Mr. Bhagwan’s other specialty was the item called Elephant Passing, which almost every circus in India performs. Mr. Bhagwan lies in the arena, sandwiched between mattresses that are then covered with a plank; an elephant walks this plank, over Mr. Bhagwan’s chest. Farrokh observed that this was the only act that didn’t prompt Ganesh to say he could learn it, although being crippled wouldn’t have interfered with the boy’s ability to lie under a passing elephant.
Once, when Mr. Bhagwan had been stricken with acute diarrhea, Mrs. Bhagwan had replaced her husband in the Elephant Passing item. But the woman was too thin for Elephant Passing. There was a story that she’d bled internally for days and that, even after she’d recovered, she was never the same again; both her diet and her disposition had been ruined by the elephant.
Of Mrs. Bhagwan, Farrokh understood that her version of the Skywalk and her passive contribution to the knife-throwing act were one and the same; it was less a skill she had learned, or even a drama to be enacted, than a mechanical submission to her fate. Her husband’s errant knife or the fall from 80 feet—they were one and the same. Mrs. Bhagwan was a robot, Dr. Daruwalla believed. Possibly the Elephant Passing had done this to her.
Mr. Das confided this feeling to Farrokh. When the ringmaster briefly joined them in the audience—to apologize for Gautam’s rude attack, and to add his own ideas to the doctor’s and the Jesuit’s speculations regarding the ape’s racism and/or sexual jealousy—Mr. Das attributed Mrs. Bhagwan’s lackluster performance to her elephant episode.
“But in other ways it’s better since she’s been married,” Mr. Das admitted. Before Mrs. Bhagwan’s marriage, she’d complained bitterly about her menstrual cycle—how hanging upside down when she was bleeding was unusually uncomfortable. “And before she was married, of course it wasn’t proper for her to use a tampon,” Mr. Das added.
“No, of course not,” said Dr. Daruwalla, who was appalled.
When there were lulls in the acts, which there often were—or when the band was resting between items—they could hear the sounds of the chimp being beaten. Kunal was “disciplining” Gautam, Mr. Das explained. In some of the towns where the Great Blue Nile played, there might be other white males in the audience; they couldn’t allow Gautam to think that white males were fair game.
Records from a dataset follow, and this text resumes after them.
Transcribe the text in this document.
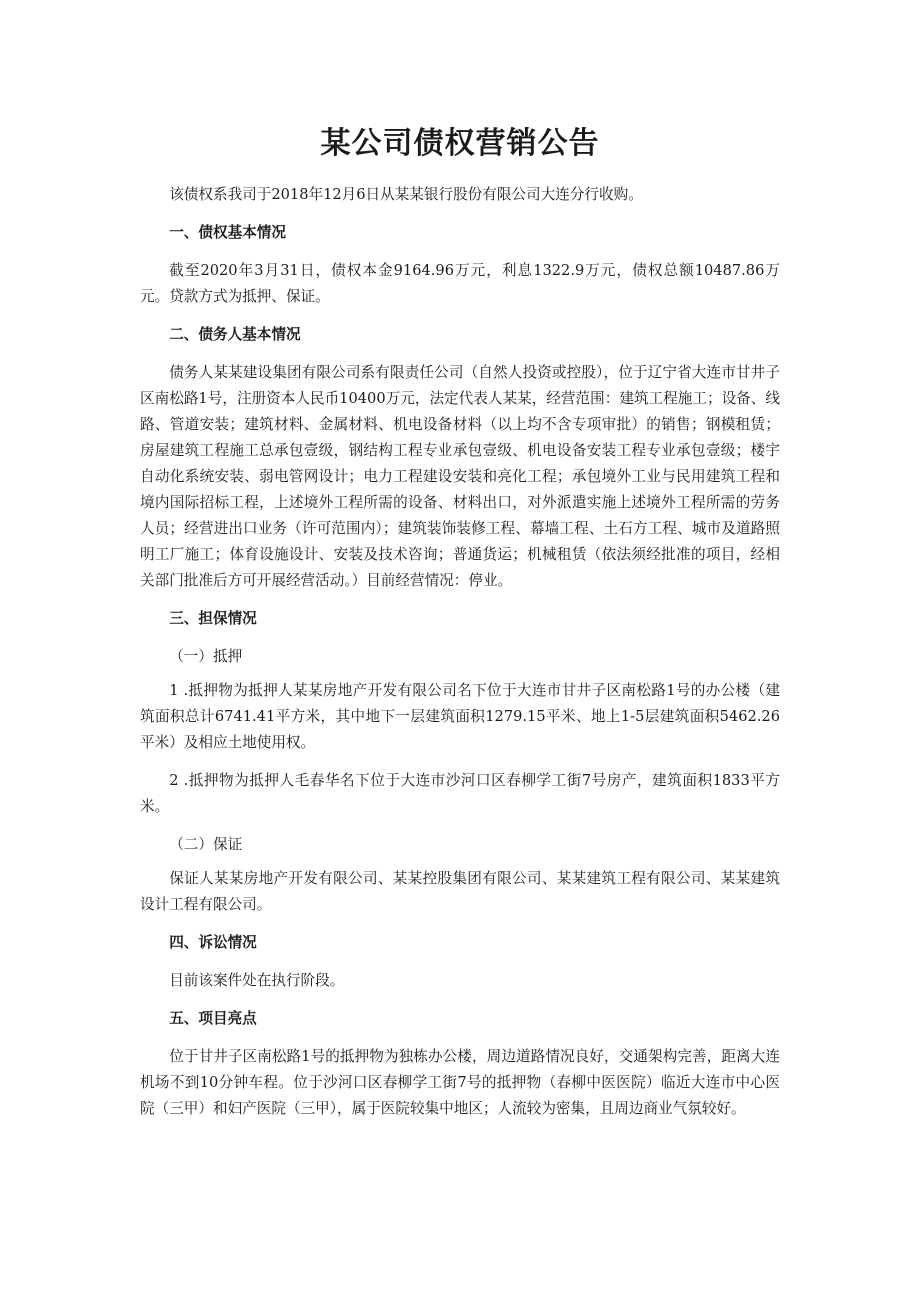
某公司债权营销公告

该债权系我司于2018年12月6日从某某银行股份有限公司大连分行收购。

一、债权基本情况

截至2020年3月31日，债权本金9164.96万元，利息1322.9万元，债权总额10487.86万元。贷款方式为抵押、保证。

二、债务人基本情况

债务人某某建设集团有限公司系有限责任公司（自然人投资或控股），位于辽宁省大连市甘井子区南松路1号，注册资本人民币10400万元，法定代表人某某，经营范围：建筑工程施工；设备、线路、管道安装；建筑材料、金属材料、机电设备材料（以上均不含专项审批）的销售；钢模租赁；房屋建筑工程施工总承包壹级，钢结构工程专业承包壹级、机电设备安装工程专业承包壹级；楼宇自动化系统安装、弱电管网设计；电力工程建设安装和亮化工程；承包境外工业与民用建筑工程和境内国际招标工程，上述境外工程所需的设备、材料出口，对外派遣实施上述境外工程所需的劳务人员；经营进出口业务（许可范围内）；建筑装饰装修工程、幕墙工程、土石方工程、城市及道路照明工厂施工；体育设施设计、安装及技术咨询；普通货运；机械租赁（依法须经批准的项目，经相关部门批准后方可开展经营活动。）目前经营情况：停业。

三、担保情况

（一）抵押

1 .抵押物为抵押人某某房地产开发有限公司名下位于大连市甘井子区南松路1号的办公楼（建筑面积总计6741.41平方米，其中地下一层建筑面积1279.15平米、地上1-5层建筑面积5462.26平米）及相应土地使用权。

2 .抵押物为抵押人毛春华名下位于大连市沙河口区春柳学工街7号房产，建筑面积1833平方米。

（二）保证

保证人某某房地产开发有限公司、某某控股集团有限公司、某某建筑工程有限公司、某某建筑设计工程有限公司。

四、诉讼情况

目前该案件处在执行阶段。

五、项目亮点

位于甘井子区南松路1号的抵押物为独栋办公楼，周边道路情况良好，交通架构完善，距离大连机场不到10分钟车程。位于沙河口区春柳学工街7号的抵押物（春柳中医医院）临近大连市中心医院（三甲）和妇产医院（三甲），属于医院较集中地区；人流较为密集，且周边商业气氛较好。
“No, of course not,” said Dr. Daruwalla. The big ape’s screams and the sounds of Kunal’s stick were carried to them in the still night air. When the band played, no matter how badly, the doctor and the missionary and the children were grateful.
If Gautam was rabid, the ape would die; better to beat him, in case he wasn’t rabid and he lived—this was Kunal’s philosophy. As for treating Martin Mills, Dr. Daruwalla knew it was wise to assume the chimp was rabid. But, for now, the children were laughing.